Birinci taraf verilerini kullanan kişiselleştirme, bir e-postaya basit bir ad eklemekten Amazon gibi şirketler tarafından müşteri satın alımlarını, göz atma geçmişini ve diğer profil bilgilerini kullanarak iletişimleri kişiselleştirmek için oluşturulan gelişmiş öneri motorlarına kadar değişebilir.

Şu anda pazarlama
“Anlık” pazarlama deneyimleri sunmak, Google’ın “kararların alındığı ve tercihlerin şekillendirildiği, niyet açısından zengin anlar” olarak adlandırdığı şeye bağlıdır. Neyse ki artık nerede olurlarsa olsunlar doğru mesajı doğru hedef kitleye doğru zamanda iletmek için tüm kanallardan ve cihazlardan verileri etiketleyebilir, toplayabilir ve entegre edebiliriz.

Yakın pazarlama tarafından oluşturulan yeni kaynaklar (örneğin, mobil cihazlarda kişiselleştirilmiş iletişimleri etkinleştirebilen mağaza içi işaretçiler), kişiselleştirmenin artık dijital ve fiziksel deneyimi kapsayabilmesinin ve kapsamasının nedenleri arasındadır. Aslında bu ikisi, mağaza içinde veya bir lokasyonun yakınında alışveriş yapan kişiyi etkilemeyi amaçlayan lokasyon bazlı dijital pazarlamayla giderek daha fazla örtüşüyor.

Google bize bunun ne kadar önemli olduğunu anlatıyor: Yakındaki ürün ve hizmetleri akıllı telefonlarından arayan kişilerin dörtte üçünden biraz fazlası (yüzde 76) bir gün içinde bir işletmeyi ziyaret ediyor.

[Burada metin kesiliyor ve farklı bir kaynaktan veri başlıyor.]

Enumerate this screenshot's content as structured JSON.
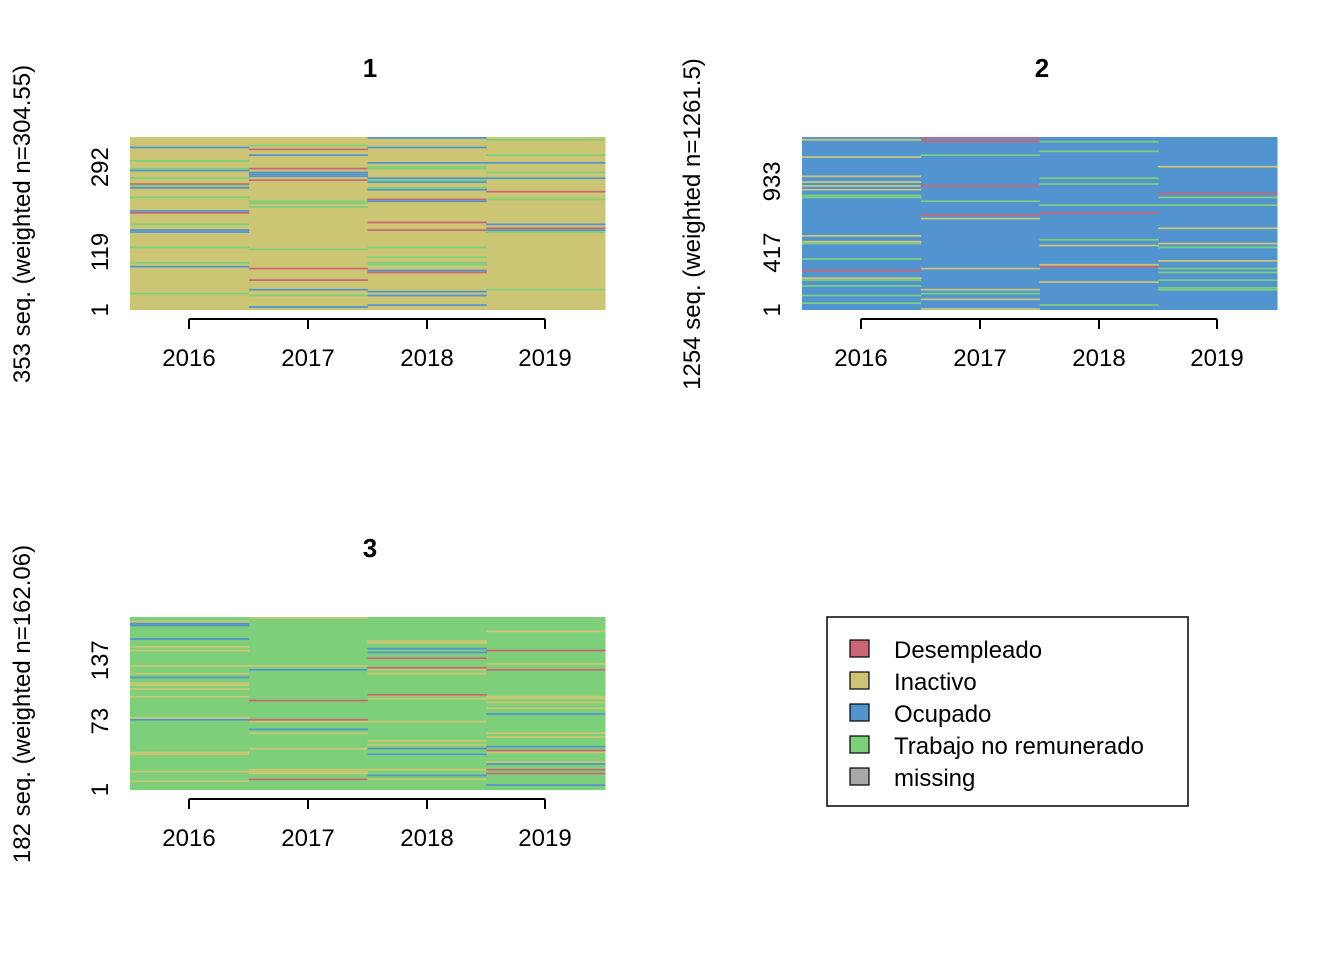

Etiket yönetimi dijital pazarlama ekosistemiyle entegre olduğundan tüm bu müşteri istihbaratını eyleme dönüştürülebilir hale getiren pragmatik bir araç görevi görür. Pazarlamacılar bunun daha geniş bir müşteri veri platformunun gücüyle olan ilişkisini hafife almamalıdır.

Bu kombinasyon, pazarlamacının tüm pazarlama teknolojisi yığınındaki verilerden değer elde etmesine olanak tanırken aynı zamanda dijital ve fiziksel dünyalar arasındaki boşluğu doldurur. İçerik dağıtımını ve tekliflerini yönlendirmek amacıyla benzersiz kişilerin sürekli olarak zenginleştirilmiş profillerini oluşturmak için gereken zekayı sağlar.

Aslında, müşteri veri platformunun dayanak noktası olan etiket yönetimi, muhtemelen tüm temas noktalarında müşteri deneyimini iyileştirmek için veri yönetiminin geleceği olacaktır.